Implementation Strategy

PR A — Sandbox image switches from npm to bun

  • Update backend/onyx/server/features/build/sandbox/kubernetes/docker/Dockerfile:
    • Install Bun (curl -fsSL https://bun.sh/install | bash).
    • In the same RUN that copies the template, run bun install --frozen-lockfile in the template's outputs/web/ to populate Bun's cache. The cache is ~50 MB of compressed tarballs (vs. ~836 MB of extracted node_modules) so image growth is bounded.
    • Bake bun.lock into the template.
  • Update both K8s and Docker manager setup scripts:
    • Replace cd outputs/web && npm install with cd outputs/web && bun install --frozen-lockfile (or, with workspaces, run once at the workspace root).
  • Update _build_nextjs_start_script so dev runs via bun run dev (Bun runs Next.js fine; only the package-manager call changes).

PR B — Workspace hoisting (if disk savings from PR A are insufficient)

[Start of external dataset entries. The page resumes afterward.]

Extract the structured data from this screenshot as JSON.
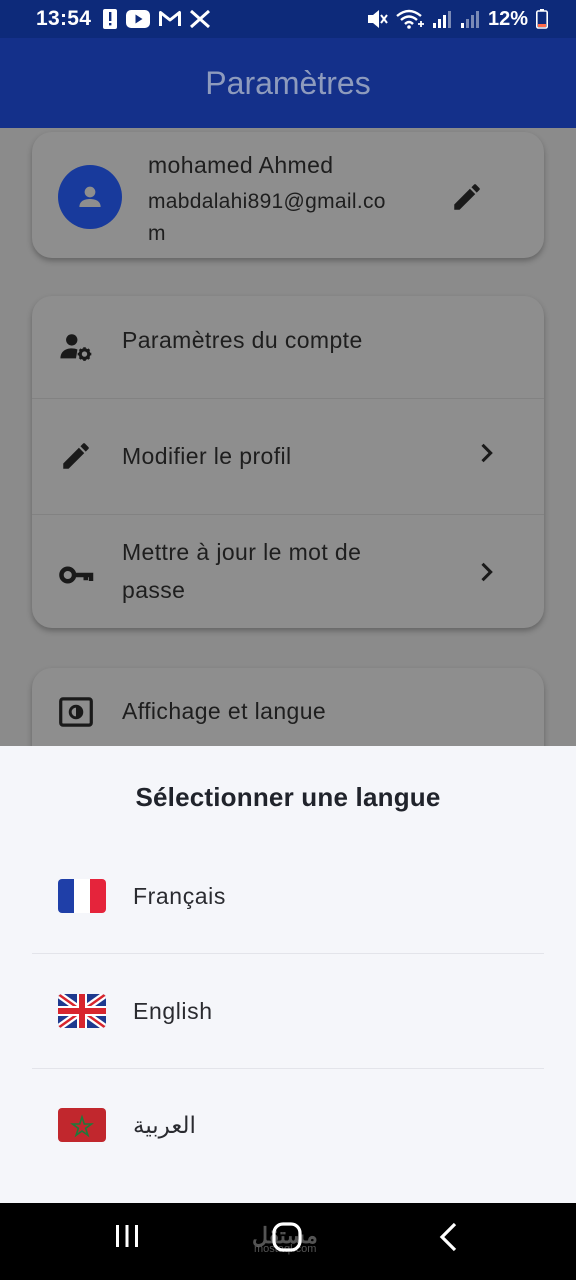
{
  "status_bar": {
    "time": "13:54",
    "battery_percent": "12%",
    "left_icons": [
      "alert-icon",
      "youtube-icon",
      "gmail-icon",
      "x-icon"
    ],
    "right_icons": [
      "mute-icon",
      "wifi-icon",
      "signal-icon",
      "signal-icon",
      "battery-icon"
    ]
  },
  "app_bar": {
    "title": "Paramètres"
  },
  "profile": {
    "name": "mohamed Ahmed",
    "email": "mabdalahi891@gmail.com"
  },
  "account_section": {
    "items": [
      {
        "label": "Paramètres du compte",
        "icon": "account-settings-icon",
        "chevron": false
      },
      {
        "label": "Modifier le profil",
        "icon": "pencil-icon",
        "chevron": true
      },
      {
        "label": "Mettre à jour le mot de passe",
        "icon": "key-icon",
        "chevron": true
      }
    ]
  },
  "display_section": {
    "label": "Affichage et langue",
    "icon": "brightness-icon"
  },
  "language_sheet": {
    "title": "Sélectionner une langue",
    "options": [
      {
        "label": "Français",
        "flag": "france-flag-icon"
      },
      {
        "label": "English",
        "flag": "uk-flag-icon"
      },
      {
        "label": "العربية",
        "flag": "morocco-flag-icon"
      }
    ]
  },
  "watermark": {
    "text": "مستقل",
    "sub": "mostaql.com"
  },
  "colors": {
    "app_bar": "#14308a",
    "status_bar": "#0d2a7a",
    "avatar": "#183a9c",
    "sheet_bg": "#f5f6fa"
  }
}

  • Add a top-level package.json at /workspace/sessions/ defining */outputs/web as workspace members.
  • Modify setup script to write this top-level package.json at provision time, then run bun install at the workspace root instead of per session.
  • Add lockfile-hash check: if the session's package-lock.json matches the template's, skip per-session install entirely; if not, fall back to isolated install just for that session.

PR C — Image-level dedup of Python venv

Same problem exists for /workspace/.venv if sessions ever start mutating deps. Out of scope for this plan but worth tracking.

Tests

  • External-dependency-unit: spin up the new sandbox image against real Docker; setup 3 sessions; assert:
    • du -sh /workspace/sessions/ is well under 1 GB.
    • Each session can run bun run dev and serve the Next.js preview.
    • Agent-driven bun install lodash in session A doesn't break session B.
  • Benchmark: time setup_session_workspace cold (first session) and warm (2nd+ session in same sandbox). Target: < 5 s warm.
  • Image size: assert the new image is within ~100 MB of the current image (allowed growth for Bun binary + Bun cache).

Open Questions

  1. Does Bun's --linker=isolated actually exist and work for our deps? Bun has been moving fast in this space — needs verification before committing to the workspace approach.
  2. Does Next.js dev mode have any sharp edges when started via bun run dev vs npm run dev? Likely fine but worth confirming with the template's exact version of Next.js (16.x).
  3. Do any of our template's deps have postinstall scripts that assume npm specifically? We can audit via grep -r postinstall package.json in the template.
  4. K8s parity: do we ship this only for Docker, or also flip K8s? The per-session emptyDir cost is wasted I/O regardless; flipping K8s would benefit cloud users too. Recommend: flip both, since the image is shared.

Non-Goals

  • Switching the entire codebase to Bun — only the sandbox image.
  • Replacing Python venv setup. That's a separate workstream.
  • Backwards compatibility for sandbox image versions older than the bun cutover. Forward-only.